Our emotions were running on high as we were moved into a different room to make phone calls.  Our nurse, Bill, stood with us.  My mom answered my call.  I cannot recall exactly how I started our conversation, but I quickly moved to, "Catelyn's in trouble."  My mom questioned, "What do you mean?" My only response was to basically repeat myself, much louder, with, "SHE'S IN TROUBLE!"  Bill gently approached me and asked to speak with my mom.  I gave him a brief introduction and handed the phone over.

My poor mom.  Never, until that day, had I ever thought of raising my voice at her, and yet, in one desperate moment, I did the very thing I was raised not to do.

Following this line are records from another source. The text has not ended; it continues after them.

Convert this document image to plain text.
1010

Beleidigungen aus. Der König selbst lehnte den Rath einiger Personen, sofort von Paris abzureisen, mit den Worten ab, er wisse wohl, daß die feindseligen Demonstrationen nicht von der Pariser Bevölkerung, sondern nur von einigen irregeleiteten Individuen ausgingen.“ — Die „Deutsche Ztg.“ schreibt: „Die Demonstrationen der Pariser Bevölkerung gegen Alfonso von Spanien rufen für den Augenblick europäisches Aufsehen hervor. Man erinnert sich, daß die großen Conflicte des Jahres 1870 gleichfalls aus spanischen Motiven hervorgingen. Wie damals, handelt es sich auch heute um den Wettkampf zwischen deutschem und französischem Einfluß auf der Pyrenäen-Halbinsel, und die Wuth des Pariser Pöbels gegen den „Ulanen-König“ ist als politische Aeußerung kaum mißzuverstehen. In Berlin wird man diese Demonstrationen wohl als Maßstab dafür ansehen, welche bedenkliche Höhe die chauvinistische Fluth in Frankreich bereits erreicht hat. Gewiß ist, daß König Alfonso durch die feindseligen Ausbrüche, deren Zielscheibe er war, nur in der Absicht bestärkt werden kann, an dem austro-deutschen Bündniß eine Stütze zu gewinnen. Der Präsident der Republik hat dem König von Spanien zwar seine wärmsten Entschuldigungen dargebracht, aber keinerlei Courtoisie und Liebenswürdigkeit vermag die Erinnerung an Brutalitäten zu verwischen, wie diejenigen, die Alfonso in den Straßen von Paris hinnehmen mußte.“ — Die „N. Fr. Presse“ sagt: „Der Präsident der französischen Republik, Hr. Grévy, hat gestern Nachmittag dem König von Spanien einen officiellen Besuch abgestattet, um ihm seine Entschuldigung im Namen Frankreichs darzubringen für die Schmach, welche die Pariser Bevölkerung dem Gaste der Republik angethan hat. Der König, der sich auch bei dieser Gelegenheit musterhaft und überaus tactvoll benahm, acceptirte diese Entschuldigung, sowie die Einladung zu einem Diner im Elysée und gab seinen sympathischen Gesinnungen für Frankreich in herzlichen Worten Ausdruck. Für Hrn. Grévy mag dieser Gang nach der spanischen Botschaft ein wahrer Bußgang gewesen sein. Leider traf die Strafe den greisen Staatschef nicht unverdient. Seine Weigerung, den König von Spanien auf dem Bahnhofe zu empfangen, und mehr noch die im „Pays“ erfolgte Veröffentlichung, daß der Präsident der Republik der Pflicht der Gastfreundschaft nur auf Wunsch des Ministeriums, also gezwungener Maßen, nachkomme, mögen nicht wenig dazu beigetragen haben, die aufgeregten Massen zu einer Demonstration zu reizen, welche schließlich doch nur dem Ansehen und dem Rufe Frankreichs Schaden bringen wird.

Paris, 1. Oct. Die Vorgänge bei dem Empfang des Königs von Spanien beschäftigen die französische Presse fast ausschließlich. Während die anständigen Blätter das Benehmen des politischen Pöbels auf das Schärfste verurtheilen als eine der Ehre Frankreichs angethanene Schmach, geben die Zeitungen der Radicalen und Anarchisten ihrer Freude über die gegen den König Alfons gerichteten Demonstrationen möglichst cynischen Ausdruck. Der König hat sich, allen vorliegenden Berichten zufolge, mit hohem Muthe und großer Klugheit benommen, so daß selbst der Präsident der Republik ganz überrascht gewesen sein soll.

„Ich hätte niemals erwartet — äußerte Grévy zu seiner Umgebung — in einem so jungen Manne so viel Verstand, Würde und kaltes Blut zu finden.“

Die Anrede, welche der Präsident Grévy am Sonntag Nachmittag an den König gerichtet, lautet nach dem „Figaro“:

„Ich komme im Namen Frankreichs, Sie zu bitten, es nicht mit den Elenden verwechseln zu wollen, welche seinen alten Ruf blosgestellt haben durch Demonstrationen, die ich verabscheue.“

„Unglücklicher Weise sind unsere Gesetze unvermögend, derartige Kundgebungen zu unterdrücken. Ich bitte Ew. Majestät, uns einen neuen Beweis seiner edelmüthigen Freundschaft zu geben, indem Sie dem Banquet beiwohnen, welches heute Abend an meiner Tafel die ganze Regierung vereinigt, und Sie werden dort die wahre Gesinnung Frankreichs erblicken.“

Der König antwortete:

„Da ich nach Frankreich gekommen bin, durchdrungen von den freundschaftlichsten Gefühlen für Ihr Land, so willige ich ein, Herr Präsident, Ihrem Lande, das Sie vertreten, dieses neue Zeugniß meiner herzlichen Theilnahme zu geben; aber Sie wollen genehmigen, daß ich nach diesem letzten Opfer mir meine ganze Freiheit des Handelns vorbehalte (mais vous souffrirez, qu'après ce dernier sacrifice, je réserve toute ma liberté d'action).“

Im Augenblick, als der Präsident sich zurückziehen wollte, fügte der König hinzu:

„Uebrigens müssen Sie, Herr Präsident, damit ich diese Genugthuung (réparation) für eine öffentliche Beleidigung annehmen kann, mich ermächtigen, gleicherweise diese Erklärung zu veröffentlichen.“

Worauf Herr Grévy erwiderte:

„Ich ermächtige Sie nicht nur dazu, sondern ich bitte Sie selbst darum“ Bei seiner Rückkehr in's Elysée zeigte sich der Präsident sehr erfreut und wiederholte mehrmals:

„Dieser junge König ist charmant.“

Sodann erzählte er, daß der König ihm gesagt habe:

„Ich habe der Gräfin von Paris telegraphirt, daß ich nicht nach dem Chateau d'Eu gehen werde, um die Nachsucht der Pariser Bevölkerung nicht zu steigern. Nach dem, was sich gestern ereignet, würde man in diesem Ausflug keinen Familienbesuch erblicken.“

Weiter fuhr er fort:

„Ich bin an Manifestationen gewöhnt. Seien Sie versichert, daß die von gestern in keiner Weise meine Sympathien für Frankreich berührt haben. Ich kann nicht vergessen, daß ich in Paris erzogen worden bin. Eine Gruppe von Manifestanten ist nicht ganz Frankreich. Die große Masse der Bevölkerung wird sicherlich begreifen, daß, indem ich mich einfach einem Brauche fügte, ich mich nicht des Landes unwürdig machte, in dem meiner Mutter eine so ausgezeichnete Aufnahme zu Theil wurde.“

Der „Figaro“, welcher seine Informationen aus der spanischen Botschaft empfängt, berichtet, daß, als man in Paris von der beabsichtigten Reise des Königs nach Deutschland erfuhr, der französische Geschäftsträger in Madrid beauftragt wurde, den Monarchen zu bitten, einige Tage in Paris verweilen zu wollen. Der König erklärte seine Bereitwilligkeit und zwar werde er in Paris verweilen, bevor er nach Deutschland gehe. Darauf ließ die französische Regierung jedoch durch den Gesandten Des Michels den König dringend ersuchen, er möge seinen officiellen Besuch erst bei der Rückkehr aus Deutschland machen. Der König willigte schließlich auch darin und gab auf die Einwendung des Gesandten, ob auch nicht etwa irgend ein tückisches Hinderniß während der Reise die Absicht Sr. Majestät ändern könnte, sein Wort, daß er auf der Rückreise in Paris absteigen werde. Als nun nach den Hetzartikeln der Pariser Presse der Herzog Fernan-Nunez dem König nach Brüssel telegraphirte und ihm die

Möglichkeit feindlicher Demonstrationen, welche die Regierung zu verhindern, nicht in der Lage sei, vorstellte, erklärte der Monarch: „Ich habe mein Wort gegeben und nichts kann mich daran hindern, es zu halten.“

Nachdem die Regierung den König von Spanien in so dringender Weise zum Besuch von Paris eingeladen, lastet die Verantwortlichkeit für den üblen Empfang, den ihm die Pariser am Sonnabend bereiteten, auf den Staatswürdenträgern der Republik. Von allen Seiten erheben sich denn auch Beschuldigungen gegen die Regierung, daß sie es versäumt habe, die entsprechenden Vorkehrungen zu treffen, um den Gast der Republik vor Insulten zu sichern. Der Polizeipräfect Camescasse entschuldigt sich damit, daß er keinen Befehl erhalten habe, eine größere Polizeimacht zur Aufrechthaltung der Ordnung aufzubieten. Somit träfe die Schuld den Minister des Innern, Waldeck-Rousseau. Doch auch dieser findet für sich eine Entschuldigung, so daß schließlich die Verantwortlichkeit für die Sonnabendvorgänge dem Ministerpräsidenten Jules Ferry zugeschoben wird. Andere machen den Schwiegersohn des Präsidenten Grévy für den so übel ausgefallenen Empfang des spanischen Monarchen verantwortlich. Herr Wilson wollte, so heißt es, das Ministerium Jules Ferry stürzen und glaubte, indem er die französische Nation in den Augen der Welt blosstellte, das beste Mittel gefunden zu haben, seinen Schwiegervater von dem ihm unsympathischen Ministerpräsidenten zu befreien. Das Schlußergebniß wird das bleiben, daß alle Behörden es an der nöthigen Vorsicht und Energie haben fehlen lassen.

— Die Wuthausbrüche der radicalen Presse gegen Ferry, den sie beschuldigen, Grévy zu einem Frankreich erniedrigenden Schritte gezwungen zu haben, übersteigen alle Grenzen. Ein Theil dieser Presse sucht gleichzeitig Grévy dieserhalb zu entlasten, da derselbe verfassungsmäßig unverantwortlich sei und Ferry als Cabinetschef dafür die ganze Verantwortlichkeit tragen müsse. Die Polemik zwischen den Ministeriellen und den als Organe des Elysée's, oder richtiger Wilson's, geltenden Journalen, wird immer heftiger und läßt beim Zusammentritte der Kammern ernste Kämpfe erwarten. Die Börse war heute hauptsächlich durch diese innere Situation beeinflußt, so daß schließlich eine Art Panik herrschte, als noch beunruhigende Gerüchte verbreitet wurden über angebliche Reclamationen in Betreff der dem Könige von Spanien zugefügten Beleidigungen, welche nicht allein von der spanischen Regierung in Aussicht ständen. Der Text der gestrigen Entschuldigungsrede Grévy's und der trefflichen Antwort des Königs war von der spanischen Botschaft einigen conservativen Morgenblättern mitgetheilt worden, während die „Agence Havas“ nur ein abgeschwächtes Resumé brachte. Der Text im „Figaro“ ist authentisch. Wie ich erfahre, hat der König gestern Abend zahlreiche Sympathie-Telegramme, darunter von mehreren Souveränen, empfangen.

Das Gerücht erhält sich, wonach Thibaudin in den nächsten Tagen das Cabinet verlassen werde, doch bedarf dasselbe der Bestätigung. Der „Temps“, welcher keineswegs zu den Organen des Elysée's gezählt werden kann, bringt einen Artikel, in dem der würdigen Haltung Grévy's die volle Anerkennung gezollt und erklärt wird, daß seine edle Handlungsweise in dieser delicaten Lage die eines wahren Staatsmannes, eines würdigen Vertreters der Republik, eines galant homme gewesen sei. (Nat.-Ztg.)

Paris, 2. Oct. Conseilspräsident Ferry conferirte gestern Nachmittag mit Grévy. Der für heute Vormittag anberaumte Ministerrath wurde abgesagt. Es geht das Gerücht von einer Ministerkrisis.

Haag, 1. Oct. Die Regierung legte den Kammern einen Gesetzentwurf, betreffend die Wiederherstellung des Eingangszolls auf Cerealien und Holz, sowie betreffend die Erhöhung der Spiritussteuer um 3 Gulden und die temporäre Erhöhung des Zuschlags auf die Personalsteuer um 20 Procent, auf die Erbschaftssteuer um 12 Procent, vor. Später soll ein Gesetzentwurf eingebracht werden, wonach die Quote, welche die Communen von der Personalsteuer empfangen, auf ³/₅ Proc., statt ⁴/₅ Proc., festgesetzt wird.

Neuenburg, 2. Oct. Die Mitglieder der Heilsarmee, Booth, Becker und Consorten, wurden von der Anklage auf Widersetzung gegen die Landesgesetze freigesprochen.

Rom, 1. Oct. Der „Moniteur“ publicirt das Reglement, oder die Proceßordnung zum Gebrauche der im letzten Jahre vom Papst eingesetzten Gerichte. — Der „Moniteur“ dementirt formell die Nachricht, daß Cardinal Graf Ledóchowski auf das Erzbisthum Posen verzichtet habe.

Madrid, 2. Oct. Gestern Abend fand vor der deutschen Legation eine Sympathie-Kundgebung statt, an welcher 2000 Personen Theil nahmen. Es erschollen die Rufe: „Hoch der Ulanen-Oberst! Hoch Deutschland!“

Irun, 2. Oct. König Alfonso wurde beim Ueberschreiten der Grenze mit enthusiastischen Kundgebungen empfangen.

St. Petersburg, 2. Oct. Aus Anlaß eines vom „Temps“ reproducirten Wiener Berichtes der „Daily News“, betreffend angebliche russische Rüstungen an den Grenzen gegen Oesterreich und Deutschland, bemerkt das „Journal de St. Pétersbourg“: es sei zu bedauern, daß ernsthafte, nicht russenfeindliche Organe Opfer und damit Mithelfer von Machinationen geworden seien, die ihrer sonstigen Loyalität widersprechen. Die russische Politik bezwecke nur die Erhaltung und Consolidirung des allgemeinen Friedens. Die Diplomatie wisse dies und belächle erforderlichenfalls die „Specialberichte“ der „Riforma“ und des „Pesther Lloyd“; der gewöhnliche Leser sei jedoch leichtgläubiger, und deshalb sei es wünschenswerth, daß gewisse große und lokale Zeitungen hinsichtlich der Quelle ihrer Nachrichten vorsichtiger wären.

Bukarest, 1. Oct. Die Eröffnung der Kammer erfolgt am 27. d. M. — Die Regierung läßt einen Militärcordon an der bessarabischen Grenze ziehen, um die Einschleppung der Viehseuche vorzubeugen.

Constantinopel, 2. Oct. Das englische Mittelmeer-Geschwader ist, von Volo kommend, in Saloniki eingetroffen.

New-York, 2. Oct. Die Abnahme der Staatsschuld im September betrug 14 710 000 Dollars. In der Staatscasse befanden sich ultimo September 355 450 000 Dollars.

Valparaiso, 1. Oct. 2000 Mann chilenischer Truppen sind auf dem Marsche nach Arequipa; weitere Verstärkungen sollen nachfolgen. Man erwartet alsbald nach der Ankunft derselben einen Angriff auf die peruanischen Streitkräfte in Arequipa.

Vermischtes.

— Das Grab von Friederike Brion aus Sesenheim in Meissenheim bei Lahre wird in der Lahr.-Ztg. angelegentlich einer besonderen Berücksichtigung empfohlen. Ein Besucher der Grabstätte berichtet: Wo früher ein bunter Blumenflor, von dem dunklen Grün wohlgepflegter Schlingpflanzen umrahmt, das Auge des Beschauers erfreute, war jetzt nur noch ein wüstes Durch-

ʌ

As the memories of September 11, 2011 roll through my mind, I cannot help but feel badly for having yelled at my mom.  And yet, I believe, it's actually because I knew it was safe to let my emotions fly with her, that I did it.

Love you mom.  Thank you for letting me yell.

1 comment:

  1. I'm sure your mom understands the pressure of that day. I also believe that even if Catelyn was yelling at you, you'd grab her and hold her tightly just to have her for one more moment.

    Our moms are the people we are usually the most vulnerable with because we believe they will continue to love us no mater what.

    As I raise two boys with special needs, I can't tell you the number of times they have come home from school and been really crabby at me. If I'm smart, I realize they aren't upset with me at all. They have just worked so hard at school that they can't keep it together any more.

    I'm even guilty of calling my mom when I'm totally stressed out. I often cry overwhelmingly until she gently guides me to the next step. Sometimes that means I can handle the situation in the end, and other times that means she comes to take the challenging child for some bonding time with Grandma.